No entanto, o relator da CPI, senador Renan Calheiros (MDB-AL), já anunciou que pretende "responsabilizar por crime comum todos os membros do gabinete paralelo pela maldade que fizeram contra o Brasil ao prescreverem remédios ineficazes, ao estabelecerem prioridades para gasto orçamentário, para execução de gasto público criminosamente". Na lista estão desde parlamentares, como o deputado federal Osmar Terra (MDB-RS), a empresários, a exemplo de Carlos Wizard, e médicos, como Nise Yamaguchi e Luciano Azevedo.

Como alternativa para não apresentar indiciamentos, o relatório da base admitirá falhas no processo de gestão da pandemia, ainda que sob o argumento de que se trata de uma crise sem precedentes. Um espaço do documento deve ser reservado para sugerir caminhos e correções.

Relatórios - A previsão de Calheiros é entregar o documento oficial ainda em setembro e, por isso, a base governista corre contra o tempo para consolidar o texto alternativo. A reclamação é que há documentos sigilosos que não podem ser acessados por todos os membros, o que tem dificultado a construção. "A restrição de acesso aos documentos sigilosos na CPI da Covid pode levar à nulidade dos trabalhos. Já alertei isso aos membros da comissão e estou recorrendo ao STF. É inadmissível que senadores, investidos no papel de investigadores, tenham tal restrição", reclamou Marcos Rogério.

Ele sustenta que os autos do processo não estão disponíveis para os senadores da base e que, portanto, todas as provas coletadas são nulas porque "embora resguardadas por sigilo, esse sigilo não se extende aos advogados das partes e nem aos senadores investigadores membros da CPI". O impedimento, portanto, seria algo que "dificulta o trabalho sobretudo dos senadores que fazem uma investigação alargada, que não querem ficar com foco apenas no governo federal."

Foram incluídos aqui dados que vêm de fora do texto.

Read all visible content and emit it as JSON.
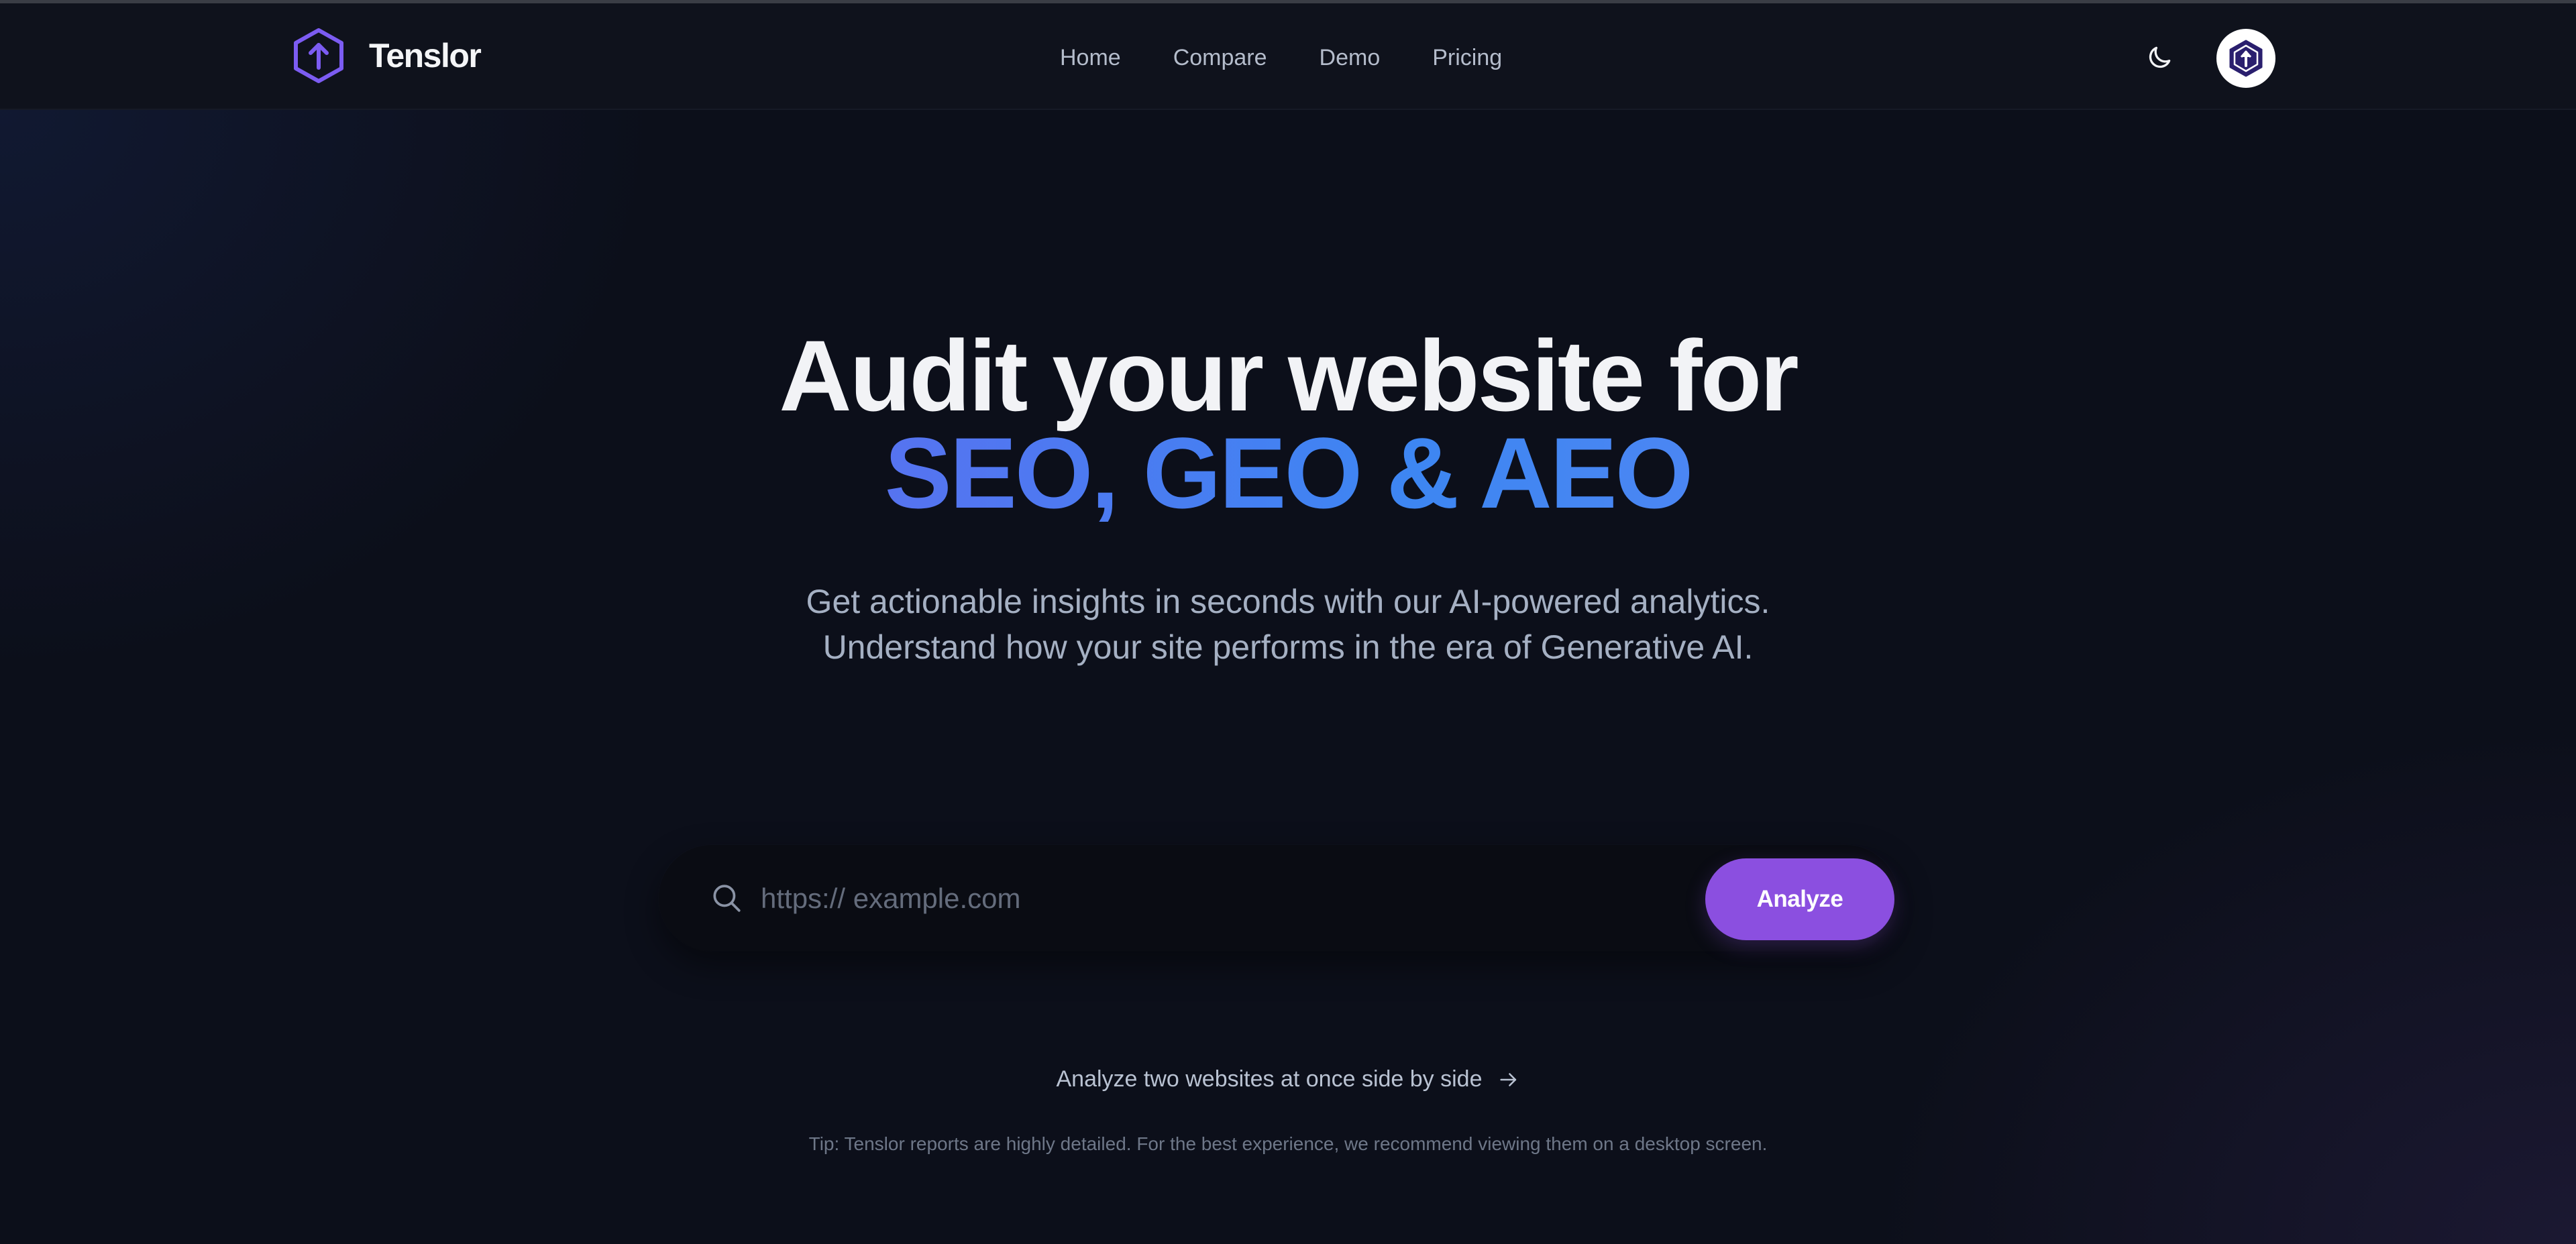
{
  "brand": {
    "name": "Tenslor",
    "logo_icon": "hexagon-up-arrow-icon",
    "accent_color": "#7c5cf2"
  },
  "nav": {
    "items": [
      {
        "label": "Home"
      },
      {
        "label": "Compare"
      },
      {
        "label": "Demo"
      },
      {
        "label": "Pricing"
      }
    ]
  },
  "header_actions": {
    "theme_toggle_icon": "moon-icon",
    "avatar_icon": "hexagon-up-arrow-icon"
  },
  "hero": {
    "title_line1": "Audit your website for",
    "title_line2": "SEO, GEO & AEO",
    "subtitle_line1": "Get actionable insights in seconds with our AI-powered analytics.",
    "subtitle_line2": "Understand how your site performs in the era of Generative AI."
  },
  "search": {
    "placeholder": "https:// example.com",
    "value": "",
    "icon": "search-icon",
    "button_label": "Analyze",
    "button_color": "#8b4fe0"
  },
  "compare_link": {
    "label": "Analyze two websites at once side by side",
    "icon": "arrow-right-icon"
  },
  "tip": {
    "text": "Tip: Tenslor reports are highly detailed. For the best experience, we recommend viewing them on a desktop screen."
  }
}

Isso porque, além de estudarem os documentos ainda sob sigilo, os senadores governistas querem, a partir das informações requeridas e enviadas à CPI, aprofundar nas investigações de desvio de recursos federais para combate à pandemia por estados e municípios. O relatório alternativo deve chamar atenção, ainda, para a "seletividade" na condução dos trabalhos ao não ter colocado as gestões dos executivos locais em foco.

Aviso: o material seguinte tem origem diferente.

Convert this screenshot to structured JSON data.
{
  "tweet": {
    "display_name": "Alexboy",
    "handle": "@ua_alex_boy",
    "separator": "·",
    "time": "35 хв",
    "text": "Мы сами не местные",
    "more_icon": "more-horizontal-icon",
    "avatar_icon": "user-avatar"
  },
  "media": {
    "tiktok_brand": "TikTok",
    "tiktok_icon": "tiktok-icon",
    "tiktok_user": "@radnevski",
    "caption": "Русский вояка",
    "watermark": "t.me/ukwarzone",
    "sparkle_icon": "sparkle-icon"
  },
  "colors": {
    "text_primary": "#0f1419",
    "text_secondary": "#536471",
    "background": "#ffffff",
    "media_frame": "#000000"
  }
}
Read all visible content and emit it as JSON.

Na avaliação do senador Eduardo Girão (Podemos-CE), há uma blindagem da cúpula da CPI a ouvir secretários, prefeitos e governadores. "É [decisão] seletiva. Por isso que a CPI perde crédito e não passa seriedade para a população. Isso confirma que é um jogo politico eleitoral de 2022". Vale lembrar, entretanto, que o STF vetou a convocação dos governadores pela CPI.

Girão destaca que não faltam pedidos para "trazer secretários de saúde de todos os estados do Nordeste e outras regiões a partir de mais de uma centena de operações da Polícia Federal do chamado Covidão", conjunto de operações que apura esquemas de corrupção com dinheiro público durante a gestão da pandemia.

"Vamos continuar insistindo, mesmo sabendo será um milagre essa CPI querer investigar uso de verbas federais por estados e municípios", afirmou Girão, parlamentar que se declara independente, mas é considerado um dos grandes defensores da narrativa do governo federal. A expectativa é que o relatório alternativo conte com aval do parlamentar, que também articula a abertura de uma nova comissão parlamentar de inquérito, desta vez mista, "para investigar justamente o que essa CPI não quer".

Além de Girão e Marcos Rogério, devem se posicionar a favor do relatório paralelo os apoiadores membros e suplentes Luis Carlos Heinze (PP-RS), Jorginho Mello (PL-SC), Flávio Bolsonaro (Patriota-RJ), Fernando Bezerra Coelho (MDB-PE) e Marcos do Val (Podemos-ES). No entanto, como o grupo não representa maioria na comissão, o texto alternativo não tem força para tomar lugar do relatório oficial a ser apresentado por Calheiros, mas serve como pressão política para chamar atenção da opinião pública.